Therapy for chronic lymphocytic leukemia (CLL) over the past five decades has included different types of chemotherapy treatment including alkylator agents (chlorambucil and cyclophosphamide) and nucleoside analogs (fludarabine, cladribine, and pentostatin). While these non-targeted chemotherapy-based approaches have effectively palliated symptoms of CLL, no impact on improving overall survival of CLL patients has been appreciated. The early introduction of the anti-CD20 chimeric antibody rituximab with chemotherapy-based approaches in phase I/II studies in the late ’90s yielded dramatic disease reduction resulting in a high proportion of complete remissions that over time remained durable. These very encouraging data derived from the combination chemotherapy (fludarabine or fludarabine and cyclophosphamide) and rituximab (i.e., chemoimmunotherapy) raised significant excitement in the field of CLL for this approach. Derived from this excitement were well-designed phase III studies by several different study groups to examine formally the importance of rituximab therapy for improving CLL therapy outcome. In a recent Lancet publication, Hallek and colleagues from the German CLL Study Group report the first such phase III study (CLL8) comparing rituximab, fludarabine, and cyclophosphamide to fludarabine and cyclophosphamide alone in a large number of symptomatic, previously untreated CLL patients. The results of this study are very exciting, as they demonstrate in a large definitive study population that addition of rituximab to fludarabine and cyclophosphamide dramatically improves response rate, progression-free survival, and overall survival. The extra side effects seen with rituximab were quite minimal except for asymptomatic neutropenia, a finding not seen in other chemoimmunotherapy trials. As part of this trial, the German CLL group also examined specific genetic groups where the greatest benefit of chemoimmunotherapy was observed in patients having del(13q14), del(11q22.3), and trisomy 12. In contrast, patients without a detectable interphase cytogenetic abnormality or those with del(17p13.1) gain little benefit from this treatment.
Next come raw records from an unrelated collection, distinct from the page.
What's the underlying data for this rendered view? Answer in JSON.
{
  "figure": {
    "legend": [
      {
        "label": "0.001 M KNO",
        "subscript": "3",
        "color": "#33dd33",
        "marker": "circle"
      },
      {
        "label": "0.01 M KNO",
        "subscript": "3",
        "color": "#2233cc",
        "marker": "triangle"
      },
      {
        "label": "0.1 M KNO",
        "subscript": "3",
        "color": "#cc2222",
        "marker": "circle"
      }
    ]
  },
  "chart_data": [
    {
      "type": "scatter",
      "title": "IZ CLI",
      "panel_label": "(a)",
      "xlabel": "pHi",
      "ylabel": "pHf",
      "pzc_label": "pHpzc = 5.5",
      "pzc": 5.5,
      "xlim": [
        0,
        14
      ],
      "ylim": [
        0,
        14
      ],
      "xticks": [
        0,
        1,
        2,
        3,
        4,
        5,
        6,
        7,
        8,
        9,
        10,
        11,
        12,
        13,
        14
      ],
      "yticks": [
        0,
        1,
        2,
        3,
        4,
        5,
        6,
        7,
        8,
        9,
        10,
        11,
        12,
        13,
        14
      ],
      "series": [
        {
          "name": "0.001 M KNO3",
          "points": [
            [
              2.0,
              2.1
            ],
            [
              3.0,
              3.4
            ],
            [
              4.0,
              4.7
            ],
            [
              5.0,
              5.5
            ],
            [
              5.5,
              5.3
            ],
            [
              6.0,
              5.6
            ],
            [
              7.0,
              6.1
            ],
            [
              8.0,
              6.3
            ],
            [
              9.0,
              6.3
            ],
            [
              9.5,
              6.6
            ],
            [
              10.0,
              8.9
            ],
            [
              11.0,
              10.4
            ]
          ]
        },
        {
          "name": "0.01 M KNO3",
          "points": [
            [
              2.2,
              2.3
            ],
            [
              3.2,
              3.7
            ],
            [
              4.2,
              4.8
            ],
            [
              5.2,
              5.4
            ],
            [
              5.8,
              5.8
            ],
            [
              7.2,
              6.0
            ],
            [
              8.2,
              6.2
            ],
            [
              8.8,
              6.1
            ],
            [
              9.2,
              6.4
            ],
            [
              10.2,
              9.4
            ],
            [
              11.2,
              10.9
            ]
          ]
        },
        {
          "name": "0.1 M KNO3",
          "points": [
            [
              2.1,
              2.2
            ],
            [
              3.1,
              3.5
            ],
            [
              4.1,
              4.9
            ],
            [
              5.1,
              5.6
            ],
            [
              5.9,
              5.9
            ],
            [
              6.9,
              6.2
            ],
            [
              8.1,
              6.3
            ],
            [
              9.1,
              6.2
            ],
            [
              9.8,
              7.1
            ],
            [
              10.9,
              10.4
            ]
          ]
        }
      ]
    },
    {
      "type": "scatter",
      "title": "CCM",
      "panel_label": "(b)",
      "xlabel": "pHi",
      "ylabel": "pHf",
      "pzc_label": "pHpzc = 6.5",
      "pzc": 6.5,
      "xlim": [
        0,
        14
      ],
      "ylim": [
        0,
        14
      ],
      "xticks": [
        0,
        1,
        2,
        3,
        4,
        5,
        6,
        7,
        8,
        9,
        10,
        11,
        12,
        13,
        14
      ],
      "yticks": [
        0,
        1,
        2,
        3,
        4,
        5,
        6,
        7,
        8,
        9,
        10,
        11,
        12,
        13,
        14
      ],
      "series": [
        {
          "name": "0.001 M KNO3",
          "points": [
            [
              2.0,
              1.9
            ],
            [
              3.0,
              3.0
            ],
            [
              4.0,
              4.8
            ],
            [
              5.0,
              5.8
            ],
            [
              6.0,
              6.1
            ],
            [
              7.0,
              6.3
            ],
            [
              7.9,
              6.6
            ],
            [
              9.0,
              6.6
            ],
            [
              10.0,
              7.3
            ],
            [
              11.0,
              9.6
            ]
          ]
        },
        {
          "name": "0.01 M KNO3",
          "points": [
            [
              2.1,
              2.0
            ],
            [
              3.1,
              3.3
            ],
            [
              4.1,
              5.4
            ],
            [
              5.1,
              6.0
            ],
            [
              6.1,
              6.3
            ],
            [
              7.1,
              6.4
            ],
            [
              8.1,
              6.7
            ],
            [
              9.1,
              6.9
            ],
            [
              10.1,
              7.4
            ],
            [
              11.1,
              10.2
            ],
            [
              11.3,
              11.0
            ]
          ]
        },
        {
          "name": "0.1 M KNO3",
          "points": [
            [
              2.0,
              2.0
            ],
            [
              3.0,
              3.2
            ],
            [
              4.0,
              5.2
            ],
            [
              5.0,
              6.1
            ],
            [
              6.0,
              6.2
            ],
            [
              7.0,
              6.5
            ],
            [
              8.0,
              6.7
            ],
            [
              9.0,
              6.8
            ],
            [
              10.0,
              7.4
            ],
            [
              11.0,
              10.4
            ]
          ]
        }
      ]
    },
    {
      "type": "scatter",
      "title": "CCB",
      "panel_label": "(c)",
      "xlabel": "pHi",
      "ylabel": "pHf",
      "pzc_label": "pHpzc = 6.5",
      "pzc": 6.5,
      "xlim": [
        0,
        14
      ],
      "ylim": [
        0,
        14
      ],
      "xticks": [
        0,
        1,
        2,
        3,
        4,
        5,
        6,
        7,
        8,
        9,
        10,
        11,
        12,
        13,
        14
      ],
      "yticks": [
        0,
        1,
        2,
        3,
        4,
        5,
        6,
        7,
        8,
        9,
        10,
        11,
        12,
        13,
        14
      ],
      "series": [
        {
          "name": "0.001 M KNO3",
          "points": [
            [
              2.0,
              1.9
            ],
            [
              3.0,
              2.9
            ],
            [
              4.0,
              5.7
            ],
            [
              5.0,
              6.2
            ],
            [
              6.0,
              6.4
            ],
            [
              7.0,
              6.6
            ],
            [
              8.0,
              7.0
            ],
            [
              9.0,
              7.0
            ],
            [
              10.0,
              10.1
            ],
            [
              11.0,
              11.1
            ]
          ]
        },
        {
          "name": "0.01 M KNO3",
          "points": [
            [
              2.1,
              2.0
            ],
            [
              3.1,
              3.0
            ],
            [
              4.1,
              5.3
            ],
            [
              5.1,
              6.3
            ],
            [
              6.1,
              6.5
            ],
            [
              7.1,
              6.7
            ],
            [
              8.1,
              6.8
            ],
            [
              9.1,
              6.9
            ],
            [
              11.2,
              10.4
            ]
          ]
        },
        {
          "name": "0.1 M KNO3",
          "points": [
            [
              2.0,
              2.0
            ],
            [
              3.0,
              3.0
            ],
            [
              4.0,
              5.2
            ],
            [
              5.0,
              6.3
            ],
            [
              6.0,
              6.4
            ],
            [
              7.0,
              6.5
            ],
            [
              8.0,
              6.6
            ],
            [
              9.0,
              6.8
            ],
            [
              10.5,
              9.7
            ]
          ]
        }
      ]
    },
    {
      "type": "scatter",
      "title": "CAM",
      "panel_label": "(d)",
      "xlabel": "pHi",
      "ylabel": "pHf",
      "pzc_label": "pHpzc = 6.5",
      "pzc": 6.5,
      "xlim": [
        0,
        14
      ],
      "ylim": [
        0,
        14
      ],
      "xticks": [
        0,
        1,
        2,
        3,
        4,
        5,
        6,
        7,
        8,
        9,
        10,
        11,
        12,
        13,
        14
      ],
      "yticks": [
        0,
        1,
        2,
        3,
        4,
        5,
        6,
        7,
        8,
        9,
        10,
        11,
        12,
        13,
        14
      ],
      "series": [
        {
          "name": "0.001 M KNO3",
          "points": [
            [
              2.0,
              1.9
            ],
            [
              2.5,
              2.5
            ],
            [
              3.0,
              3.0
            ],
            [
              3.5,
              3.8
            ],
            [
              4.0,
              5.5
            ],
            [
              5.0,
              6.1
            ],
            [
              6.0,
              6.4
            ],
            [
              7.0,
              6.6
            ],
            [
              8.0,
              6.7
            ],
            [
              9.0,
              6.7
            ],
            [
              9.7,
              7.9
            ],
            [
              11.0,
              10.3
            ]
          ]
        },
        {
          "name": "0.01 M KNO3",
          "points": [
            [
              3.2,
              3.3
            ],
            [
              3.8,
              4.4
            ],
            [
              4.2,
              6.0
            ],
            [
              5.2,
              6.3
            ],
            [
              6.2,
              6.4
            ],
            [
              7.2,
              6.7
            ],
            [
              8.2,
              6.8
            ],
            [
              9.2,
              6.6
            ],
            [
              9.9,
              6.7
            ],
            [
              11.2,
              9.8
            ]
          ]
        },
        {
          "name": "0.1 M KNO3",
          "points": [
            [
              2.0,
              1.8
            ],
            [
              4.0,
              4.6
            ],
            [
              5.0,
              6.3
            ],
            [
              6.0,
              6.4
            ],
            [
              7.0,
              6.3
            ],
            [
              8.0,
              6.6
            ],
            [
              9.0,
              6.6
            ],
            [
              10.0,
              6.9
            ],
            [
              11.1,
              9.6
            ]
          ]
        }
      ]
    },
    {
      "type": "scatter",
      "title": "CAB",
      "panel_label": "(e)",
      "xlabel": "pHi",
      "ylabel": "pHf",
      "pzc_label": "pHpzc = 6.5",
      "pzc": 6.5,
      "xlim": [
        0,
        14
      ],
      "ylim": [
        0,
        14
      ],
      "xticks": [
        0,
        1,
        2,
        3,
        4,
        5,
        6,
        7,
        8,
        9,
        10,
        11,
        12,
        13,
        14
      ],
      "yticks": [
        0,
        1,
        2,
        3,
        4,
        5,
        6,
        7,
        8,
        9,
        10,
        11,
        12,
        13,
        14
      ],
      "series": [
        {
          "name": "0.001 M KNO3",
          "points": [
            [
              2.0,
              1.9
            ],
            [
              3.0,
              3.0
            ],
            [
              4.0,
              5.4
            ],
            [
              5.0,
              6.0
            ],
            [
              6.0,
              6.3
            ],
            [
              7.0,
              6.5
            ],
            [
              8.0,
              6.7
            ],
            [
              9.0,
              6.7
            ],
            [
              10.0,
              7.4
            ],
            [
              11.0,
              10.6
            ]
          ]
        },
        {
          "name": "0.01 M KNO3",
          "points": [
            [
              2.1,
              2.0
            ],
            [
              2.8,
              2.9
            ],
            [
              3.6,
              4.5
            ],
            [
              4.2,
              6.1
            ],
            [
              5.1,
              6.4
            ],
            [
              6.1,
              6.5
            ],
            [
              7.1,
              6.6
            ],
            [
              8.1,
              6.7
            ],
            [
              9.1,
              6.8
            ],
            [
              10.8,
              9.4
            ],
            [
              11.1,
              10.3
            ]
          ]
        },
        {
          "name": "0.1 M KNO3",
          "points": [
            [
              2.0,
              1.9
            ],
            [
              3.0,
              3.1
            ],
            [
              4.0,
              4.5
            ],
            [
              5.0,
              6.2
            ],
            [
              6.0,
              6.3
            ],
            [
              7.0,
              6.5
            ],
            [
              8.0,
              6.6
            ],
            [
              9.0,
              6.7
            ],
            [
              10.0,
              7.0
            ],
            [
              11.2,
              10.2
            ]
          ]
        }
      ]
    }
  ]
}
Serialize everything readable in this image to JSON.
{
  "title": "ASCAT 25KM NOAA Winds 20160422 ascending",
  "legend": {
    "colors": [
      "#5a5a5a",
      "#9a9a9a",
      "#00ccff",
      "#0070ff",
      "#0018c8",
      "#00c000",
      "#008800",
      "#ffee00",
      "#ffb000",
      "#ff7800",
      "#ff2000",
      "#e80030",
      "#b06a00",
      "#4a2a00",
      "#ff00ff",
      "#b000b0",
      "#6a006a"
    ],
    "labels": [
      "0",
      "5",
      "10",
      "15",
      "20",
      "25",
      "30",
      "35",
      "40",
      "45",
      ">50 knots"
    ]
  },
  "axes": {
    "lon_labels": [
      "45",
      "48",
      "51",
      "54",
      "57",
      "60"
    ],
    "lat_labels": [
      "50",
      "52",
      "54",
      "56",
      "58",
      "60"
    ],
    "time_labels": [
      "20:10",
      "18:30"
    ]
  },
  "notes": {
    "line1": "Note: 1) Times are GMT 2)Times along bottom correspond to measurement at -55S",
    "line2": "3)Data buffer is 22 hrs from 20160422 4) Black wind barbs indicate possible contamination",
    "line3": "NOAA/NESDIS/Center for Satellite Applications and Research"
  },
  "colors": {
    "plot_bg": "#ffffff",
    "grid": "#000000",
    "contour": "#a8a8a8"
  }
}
Collectively, this study validates the value of rituximab as an essential component of CLL therapy and also that specific genetic groups derive the most benefit from this treatment.
In Brief
The importance of this paper is that it is transforming to the field of CLL. The finding of a targeted agent rituximab prolonging survival in CLL has not been appreciated with any other chemotherapy examined prior to this time. Moving forward, it provides strong justification to improve on the properties that make the anti-CD20 rituximab antibody effective against CLL and also for the development of alternative agents that might target pathways influenced by rituximab. It also opens the question about whether applying such therapy earlier in the course of the disease in patients with high-risk but asymptomatic disease might also improve CLL survival further. This question is now being studied by the German CLL Study Group, and we will anxiously await the answer of this second study.